Defense Support Program (DSP) satellites have provided the U.S. Air Force with early warning of ballistic missile launches or above ground nuclear detonations since 1970. This 35-foot-long structural test vehicle includes the infrared sensor Trailblazer component without the associated electronics. Structural test vehicles are full-sized units used to verify that all the components fit together correctly.
In response to the growing threat from nuclear armed Soviet and Chinese ballistic missiles in the 1960s, the U.S. Air Force developed the DSP in great secrecy to replace the space-based infrared Missile Defense Alarm System (MiDAS). A Titan IIIC rocket carried the first DSP satellite, built by TRW (now Northrop Grumman), into orbit on Nov. 6, 1970. Weighing 2,000 pounds, it contained 2,000 infrared detectors that could identify the thermal radiation from rocket engine exhaust plumes of intercontinental ballistic missiles (ICBM) and submarine-launched ballistic missiles (SLBM).

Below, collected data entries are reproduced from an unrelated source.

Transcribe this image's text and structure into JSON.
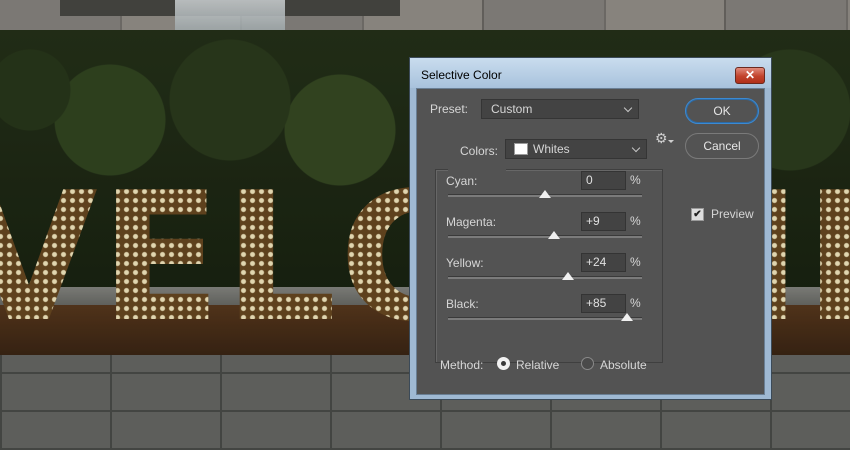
{
  "background": {
    "sign_text": "VELCOME"
  },
  "dialog": {
    "title": "Selective Color",
    "close_label": "✕",
    "preset": {
      "label": "Preset:",
      "value": "Custom"
    },
    "colors": {
      "label": "Colors:",
      "value": "Whites",
      "swatch_color": "#ffffff"
    },
    "buttons": {
      "ok": "OK",
      "cancel": "Cancel"
    },
    "preview": {
      "label": "Preview",
      "checked": true,
      "check_glyph": "✔"
    },
    "sliders": [
      {
        "label": "Cyan:",
        "value": "0",
        "unit": "%",
        "level": 0
      },
      {
        "label": "Magenta:",
        "value": "+9",
        "unit": "%",
        "level": 9
      },
      {
        "label": "Yellow:",
        "value": "+24",
        "unit": "%",
        "level": 24
      },
      {
        "label": "Black:",
        "value": "+85",
        "unit": "%",
        "level": 85
      }
    ],
    "method": {
      "label": "Method:",
      "options": [
        "Relative",
        "Absolute"
      ],
      "selected": "Relative"
    },
    "colors_accent": {
      "ok_border": "#3b8ad3",
      "close_button": "#c2432c"
    }
  }
}
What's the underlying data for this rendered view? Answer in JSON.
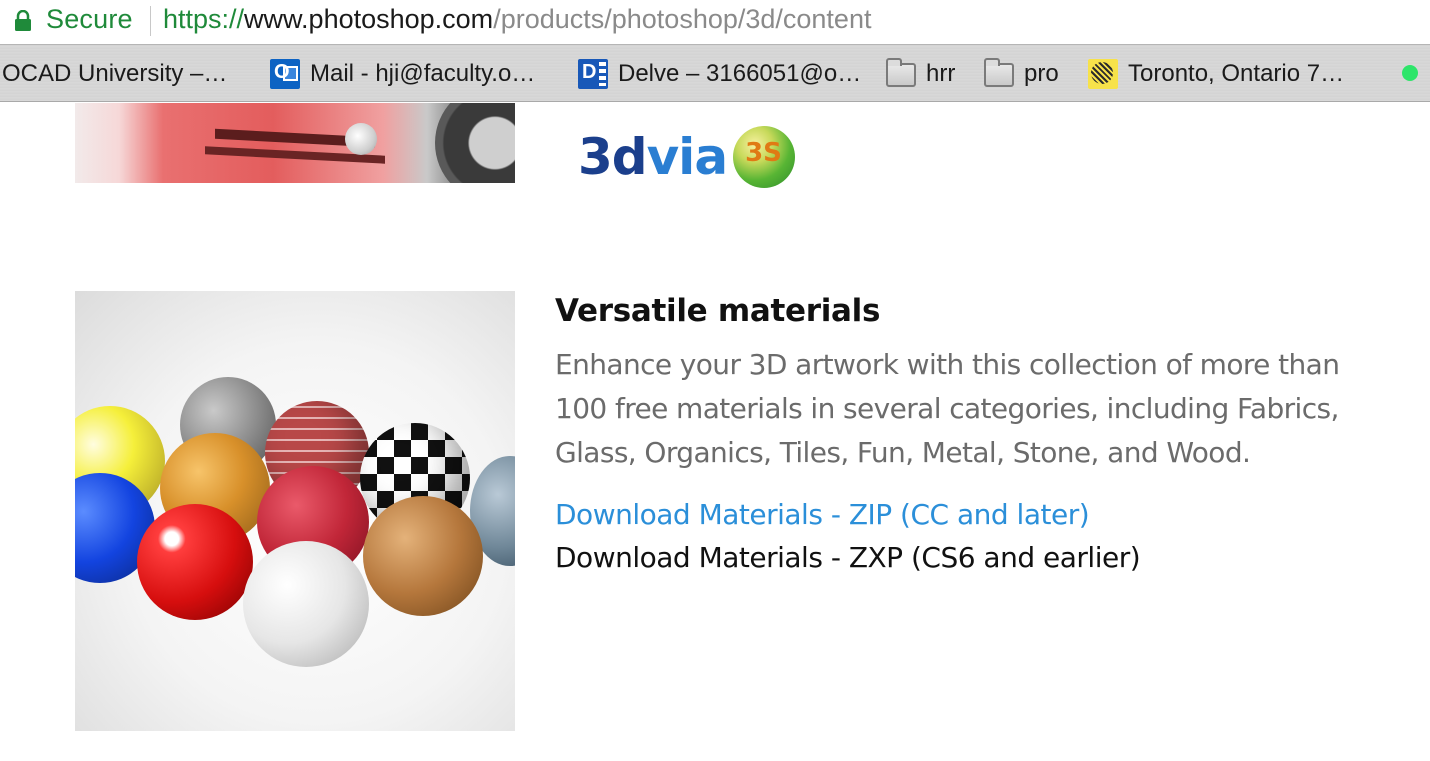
{
  "browser": {
    "secure_label": "Secure",
    "url": {
      "scheme": "https://",
      "host": "www.photoshop.com",
      "path": "/products/photoshop/3d/content"
    },
    "bookmarks": [
      {
        "label": "OCAD University –…",
        "icon": "none"
      },
      {
        "label": "Mail - hji@faculty.o…",
        "icon": "outlook-icon"
      },
      {
        "label": "Delve – 3166051@o…",
        "icon": "delve-icon"
      },
      {
        "label": "hrr",
        "icon": "folder-icon"
      },
      {
        "label": "pro",
        "icon": "folder-icon"
      },
      {
        "label": "Toronto, Ontario 7…",
        "icon": "weather-icon"
      }
    ],
    "status_dot_color": "#2ee56a"
  },
  "content": {
    "logo": {
      "part1": "3d",
      "part2": "via"
    },
    "section": {
      "title": "Versatile materials",
      "description": "Enhance your 3D artwork with this collection of more than 100 free materials in several categories, including Fabrics, Glass, Organics, Tiles, Fun, Metal, Stone, and Wood.",
      "link_zip": "Download Materials - ZIP (CC and later)",
      "link_zxp": "Download Materials - ZXP (CS6 and earlier)"
    }
  },
  "colors": {
    "secure_green": "#1f8a3a",
    "link_blue": "#2b8fd9",
    "description_gray": "#6b6b6b"
  }
}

Over nearly 40 years, the DSP satellites underwent numerous improvements to improve their survivability and accuracy, and they added the capability to identify nuclear explosions in support of test ban monitoring. After the Cold War ended, the DSP satellites demonstrated additional flexibility. DSP satellites detected Iraqi Scud missile launches during OPERATION DESERT STORM, and scientists used DSP infrared sensors as part of an early warning system for natural disasters like volcanic eruptions and forest fires.
The USAF placed a total of 23 DSP satellites into orbit with a variety of launch platforms. The first satellites went atop Titan III and IV launch vehicles. The National Museum of the U.S. Air Force has a Titan IV launch vehicle in storage and will place it on display in the future space gallery. The sixteenth satellite, DSP-16, was carried into space aboard NASA's Space Shuttle Orbiter Atlantis in November 1991. The twenty-third and final DSP satellite was also the first operational satellite carried aloft by the Boeing Delta IV Heavy Evolved Expendable Launch Vehicle (EELV) in December 2007. This satellite weighed almost 5,300 pounds and could accommodate 6,000 detectors.
The DSP structural test vehicle on display came to the museum from Northrop Grumman in August 2010.